A smidgen of real scientific research about levamisole in cocaine (instead of our decidedly nonscientific, shoestring journalism) is trickling onto the web. This study for the Annals of Emergency Medicine tracked people who wound up in US hospitals between mid-October 2009 and the following May. (The wheels of science turn slowly.)

Of the 46 potential cases reported from 6 states, half met eligibility criteria and had medical chart abstractions completed (n=23; 50%). Of these, close to half of the patients were interviewed (n=10; 43%). The average age was 44.4 years; just over half were men (n=12; 52%). The majority of patients presented to emergency departments (n=19; 83%). More than half presented with infectious illnesses (n=12; 52%), and nearly half reported active skin lesions (n=10; 44%). The majority of interview respondents used cocaine greater than 2 to 3 times a week (n=9; 90%), used cocaine more than 2 years (n=6; 60%), and preferred crack cocaine (n=6; 60%). All were unaware of exposure to levamisole through cocaine and of levamisole's inherent toxicity (n=10; 100%).
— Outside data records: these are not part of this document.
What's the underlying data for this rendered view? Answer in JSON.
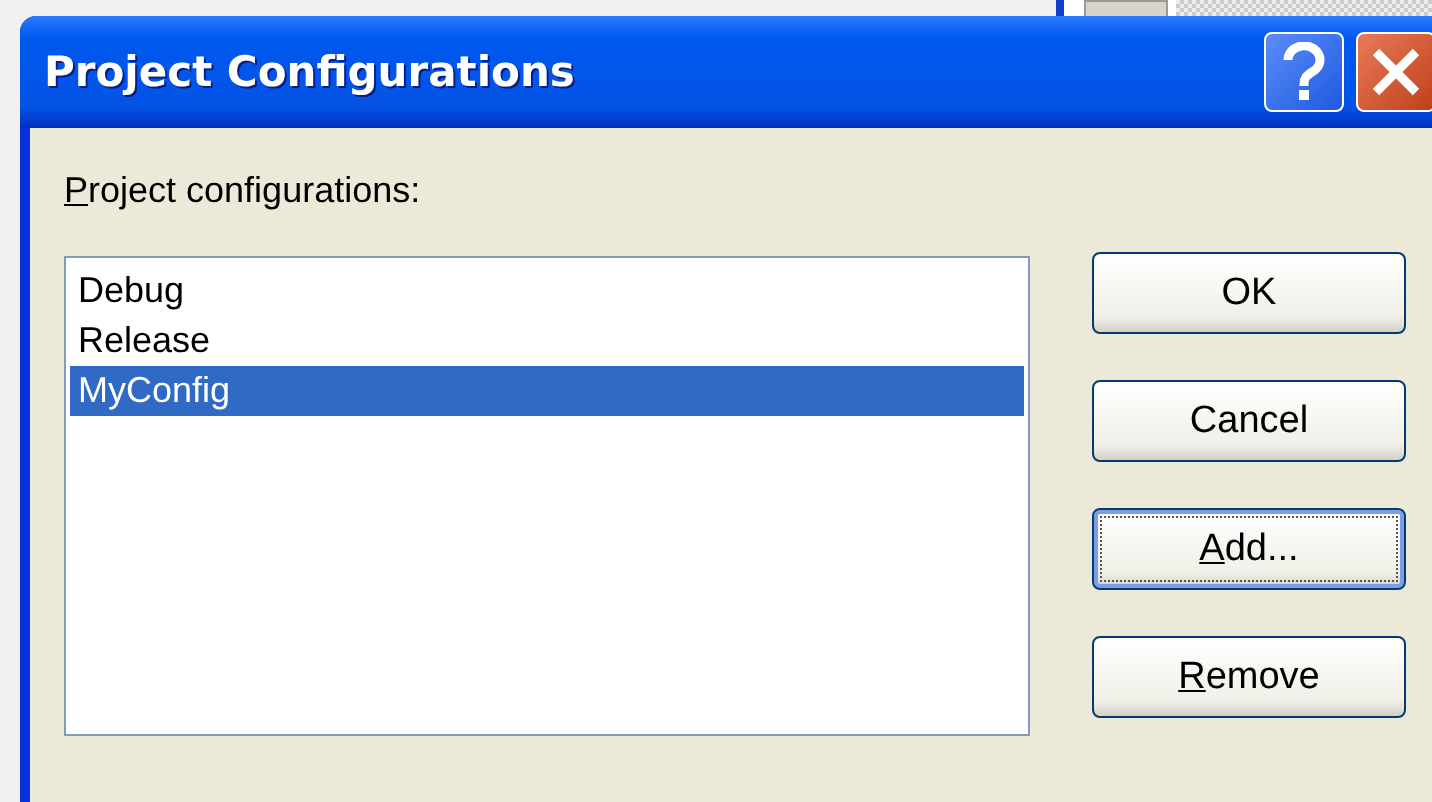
{
  "window": {
    "title": "Project Configurations"
  },
  "list_label": {
    "mnemonic": "P",
    "rest": "roject configurations:"
  },
  "configurations": [
    {
      "label": "Debug",
      "selected": false
    },
    {
      "label": "Release",
      "selected": false
    },
    {
      "label": "MyConfig",
      "selected": true
    }
  ],
  "buttons": [
    {
      "label": "OK",
      "focused": false
    },
    {
      "label": "Cancel",
      "focused": false
    },
    {
      "mnemonic": "A",
      "rest": "dd...",
      "focused": true
    },
    {
      "mnemonic": "R",
      "rest": "emove",
      "focused": false
    }
  ]
}
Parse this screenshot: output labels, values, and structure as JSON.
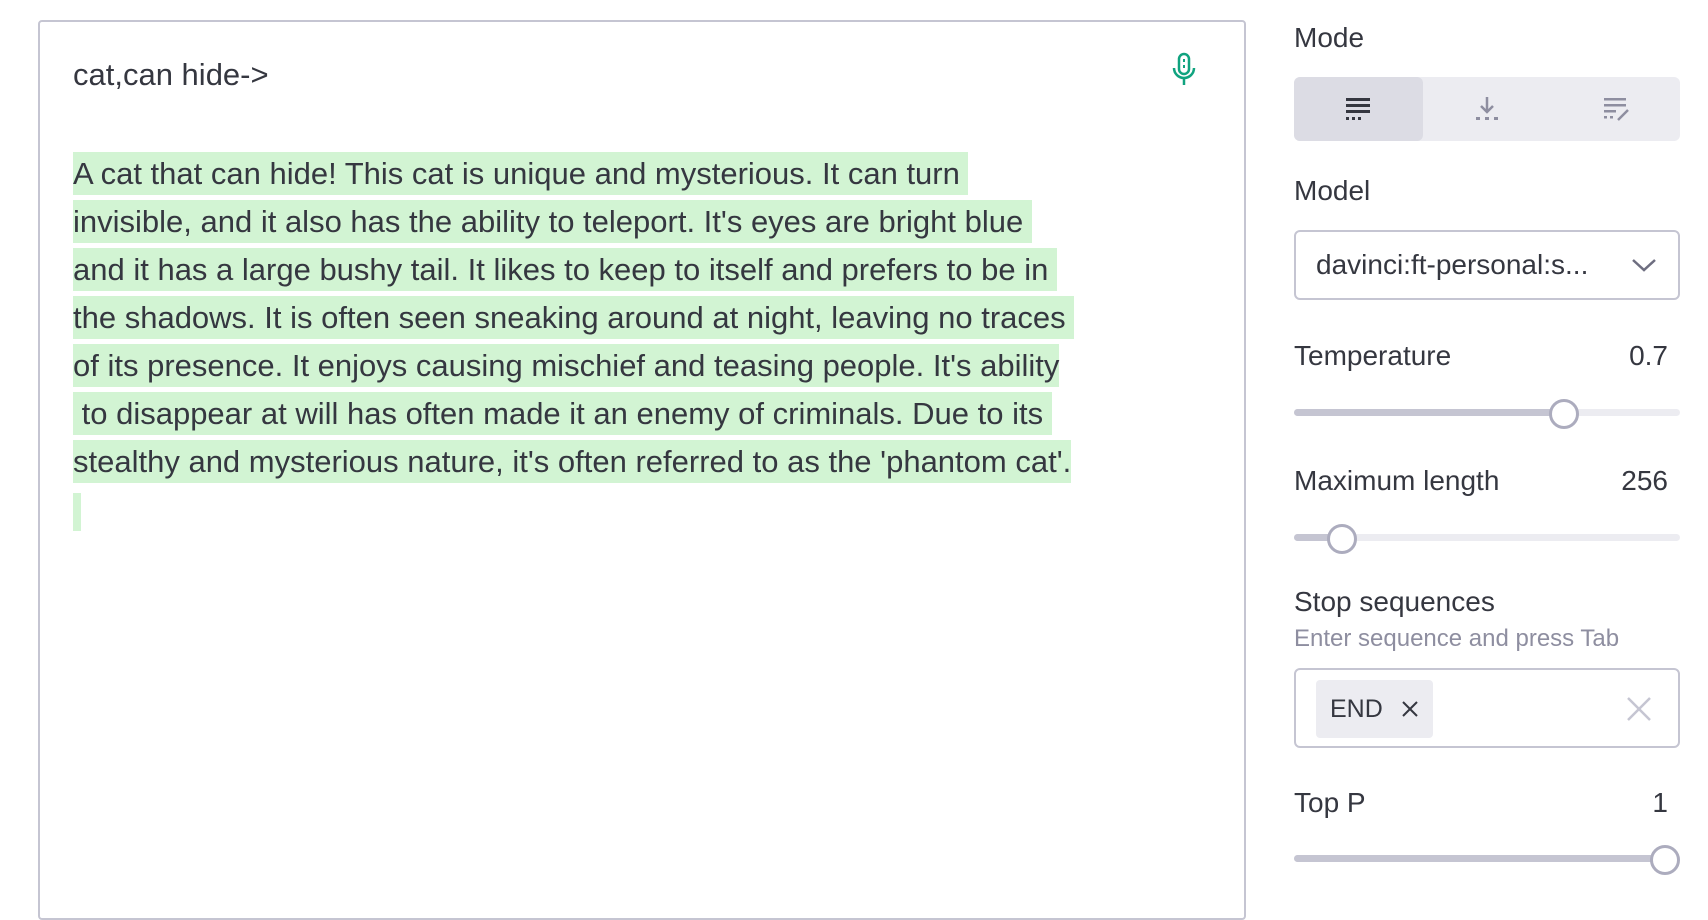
{
  "editor": {
    "prompt": "cat,can hide->",
    "completion_lines": [
      "A cat that can hide! This cat is unique and mysterious. It can turn ",
      "invisible, and it also has the ability to teleport. It's eyes are bright blue ",
      "and it has a large bushy tail. It likes to keep to itself and prefers to be in ",
      "the shadows. It is often seen sneaking around at night, leaving no traces ",
      "of its presence. It enjoys causing mischief and teasing people. It's ability",
      " to disappear at will has often made it an enemy of criminals. Due to its ",
      "stealthy and mysterious nature, it's often referred to as the 'phantom cat'."
    ]
  },
  "panel": {
    "mode": {
      "label": "Mode",
      "options": [
        "complete-icon",
        "insert-icon",
        "edit-icon"
      ],
      "selected_index": 0
    },
    "model": {
      "label": "Model",
      "selected": "davinci:ft-personal:s..."
    },
    "temperature": {
      "label": "Temperature",
      "value": "0.7",
      "fraction": 0.7
    },
    "max_length": {
      "label": "Maximum length",
      "value": "256",
      "fraction": 0.125
    },
    "stop_sequences": {
      "label": "Stop sequences",
      "hint": "Enter sequence and press Tab",
      "chips": [
        "END"
      ]
    },
    "top_p": {
      "label": "Top P",
      "value": "1",
      "fraction": 1.0
    }
  },
  "colors": {
    "accent_green": "#10a37f",
    "highlight": "#d2f4d3",
    "border": "#c5c5d2"
  }
}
Our anecdotal evidence showed that levamisole poisoning was more frequent in regular users and in crack users—but I'm surprised to see that crack users make up only slightly more than half of this sample. And it's showing up in heroin, too, but only three percent of the seized herion, per the most recent numbers. (And three percent sounds small enough to be an accidental contamination or a whatever's-lying-around cut, not an actual economic strategy.)

And an anonymous commenter on The Stranger's first story about levamisole recently wrote:

Levamisole here in vancouver canada is mostly used to cut crack , because they doble their money , if a dealer cooks one ounce of coke, he adds another ounce of levamisole to it , becoming all together two ounces , and the users cant tell abd they think its base rock because they see only oil in the pipe and no dust left from the old cut that was baking soda .. Thats the reality of why they add levamisole to cocaine here in vancouver .. They sell the levamisole here for 1000 per kilo ..

That matches one of the theories we'd originally proposed—that levamisole makes a good cut, even though it's rarer than something like baking soda—because it has a chemical relationship with cocaine that passes street tests. Dealers (on a corner level or on an international level) who use purer-seeming cuts will be more popular than dealers who use obvious cuts.

But official sources—medical, governmental—have yet to officially solve the mystery of the tainted cocaine.